— Сведения поступают противоречивые. Одни говорят, что коммунисты побеждены. Другие — что они собираются вокруг Москвы, эшелон за эшелоном. Еще говорят, что они внезапно зайдут на нас с тыла. Как бы там ни было, по официальным сведениям, в ближайшее время наступление начнется. Попомните мои слова, Лафонтен: к сентябрю мы будем в Москве.
— Да. Пусть даже расстояния здесь устрашающие!
Доктор только что записал в своем блокноте: «Что-то изменилось… мы теперь в России. Неужели я один замечаю тревогу, овладевшую нашими солдатами, могучими солдатами Рейха, странную тоску, которой сменилась первоначальная эйфория, словно все мы, продвигаясь по России, туманно ощущаем, что не мы передвигаемся в пространстве, но сам этот русский простор надвигается на нас. Меня пугает российская необъятность. Бескрайнее пространство берет свое начало где-то очень далеко, за горизонтом. Я ясно понимаю, что оно погасит любой энтузиазм, разобьет иллюзии, красно-черные знамена здесь вылиняют, утратят цвет. Но в отличие от сильного ветра напавшее на нас пространство не сметает предметы и не хлещет тела: оно попросту делает их крохотными. Здешняя безмерность — это чудовищный смех. Сквозь скрежет гусениц наших танков я слышу, как хохочет русский простор. Это нечто другое, чем война! Но кому я это скажу? С кем мне поговорить?»
Доктор и лейтенант пробираются под палящим зноем сквозь толпу вооруженных людей, заполнивших главную улицу Краманецка. Солнце клонится к закату, теперь земля и камни отдают накопленное тепло. У доктора снова запотели очки, по щекам лейтенанта струится пот.
Дома в центре города реквизированы вермахтом. Военные грузовики стоят впритык один к другому с разинутыми капотами, словно измученные жаждой чудища из снов. Везде, где можно укрыться в тени, кучками собрались солдаты. Они повытаскивали из домов столы, кресла, диваны и теперь играют в карты посреди улицы или крепко спят, раскрыв рты, под сенью сорванных с окон тяжелых штор. Лежащие и сидящие скучающие солдаты ловят малейшие сквознячки, стараются укрыться от жары в тенистых переулках или подворотнях. Кто-то вытащил из дома рояль, и теперь он, заваленный пустыми бутылками, торчит посреди площади. Почти все люди по пояс голые. Их выдубленные солнцем лица кажутся вырезанными из картона. Солдаты ждут приказа продолжать наступление.
Они и не глядят на лейтенанта Морица и доктора Лафонтена, решивших в этом безрадостном затишье прогуляться до леса. В нос шибают запахи бензина, горелой резины, разогретой отработанной смазки, прокисшего супа.
Дружба между молодым врачом Артуром Лафонтеном и Вальтером Морицем зародилась несколько месяцев назад, во Франции. Оба были родом из маленького городка Кельштайна и, друг друга смутно припомнив, заговорили о родных краях и тамошних людях. Мориц вспоминал Кельштайн с простодушным удовольствием, Лафонтен — отрешенно, как человек, не желающий иметь никаких корней. Они во всем совершенно разные: Лафонтен, потомок старинного гугенотского рода, скорее гордится своей явственно французской фамилией и мечтает обосноваться в Мюнхене, где война застигла его студентом медицинского факультета, Мориц до того, как его мобилизовали и отправили во Францию, собирался взять в свои руки управление отцовской лесопилкой в Кельштайне.
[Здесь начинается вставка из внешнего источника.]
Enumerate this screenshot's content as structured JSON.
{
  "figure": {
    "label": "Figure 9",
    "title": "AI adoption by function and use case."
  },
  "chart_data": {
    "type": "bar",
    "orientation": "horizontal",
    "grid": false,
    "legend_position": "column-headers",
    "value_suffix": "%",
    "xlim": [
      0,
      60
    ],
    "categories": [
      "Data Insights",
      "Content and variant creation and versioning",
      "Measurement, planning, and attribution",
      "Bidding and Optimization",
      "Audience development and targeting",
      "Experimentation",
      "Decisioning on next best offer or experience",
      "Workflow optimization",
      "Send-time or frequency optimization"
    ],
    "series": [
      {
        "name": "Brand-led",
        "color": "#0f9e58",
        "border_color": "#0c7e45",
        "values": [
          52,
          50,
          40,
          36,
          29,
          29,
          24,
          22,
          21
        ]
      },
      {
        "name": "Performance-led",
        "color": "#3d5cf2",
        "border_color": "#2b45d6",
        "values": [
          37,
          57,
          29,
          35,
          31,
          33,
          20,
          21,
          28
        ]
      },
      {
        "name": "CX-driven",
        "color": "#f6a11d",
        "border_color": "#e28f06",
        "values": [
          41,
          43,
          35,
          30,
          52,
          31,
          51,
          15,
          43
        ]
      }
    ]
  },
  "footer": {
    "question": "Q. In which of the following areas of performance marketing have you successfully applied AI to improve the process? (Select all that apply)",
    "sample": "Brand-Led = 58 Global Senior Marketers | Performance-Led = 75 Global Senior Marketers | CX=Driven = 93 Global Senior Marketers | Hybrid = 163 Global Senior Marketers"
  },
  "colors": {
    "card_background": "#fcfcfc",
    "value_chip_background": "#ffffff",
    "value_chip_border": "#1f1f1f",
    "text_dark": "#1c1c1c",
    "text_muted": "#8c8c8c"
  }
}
Двух этих совершенно непохожих людей связывала сдержанная, но крепкая дружба — на войне, где порой чувствуешь беспредельное одиночество и опустошенность, между людьми, которые в мирное время ни за что не стали бы встречаться, проявляется более глубокое, незаметное на первый взгляд родство. Военная дружба. Мужская тесная дружба. Эти странные отношения, непонятные женщинам и тем, кто не был на войне, не имеют ничего общего с «братством по оружию». Эту связь рождают молчаливое уважение и воспоминания о том, какими люди увидели друг друга, когда смерть была близка. Лицо и тело человека в минуту, когда его вот-вот могли убить, когда сам он готовился убивать, когда другие умирали у него на глазах — такое не забывается. Когда-то позже все же забывается, но дружба остается. Неприкрашенное и исключительно мужское одиночество. Мгновения, о которых невозможно рассказать, они не имеют ничего общего с бархатной мягкостью повседневной жизни, счастливой жизни, оставшейся позади, вечно манящей и навеки утраченной, — пусть даже потом, когда худшее останется позади, ты, уцелевший, станешь притворяться, будто вернулся туда же, откуда ушел, и все с тем же наслаждением ласкаешь этот облысевший, вытертый бархат.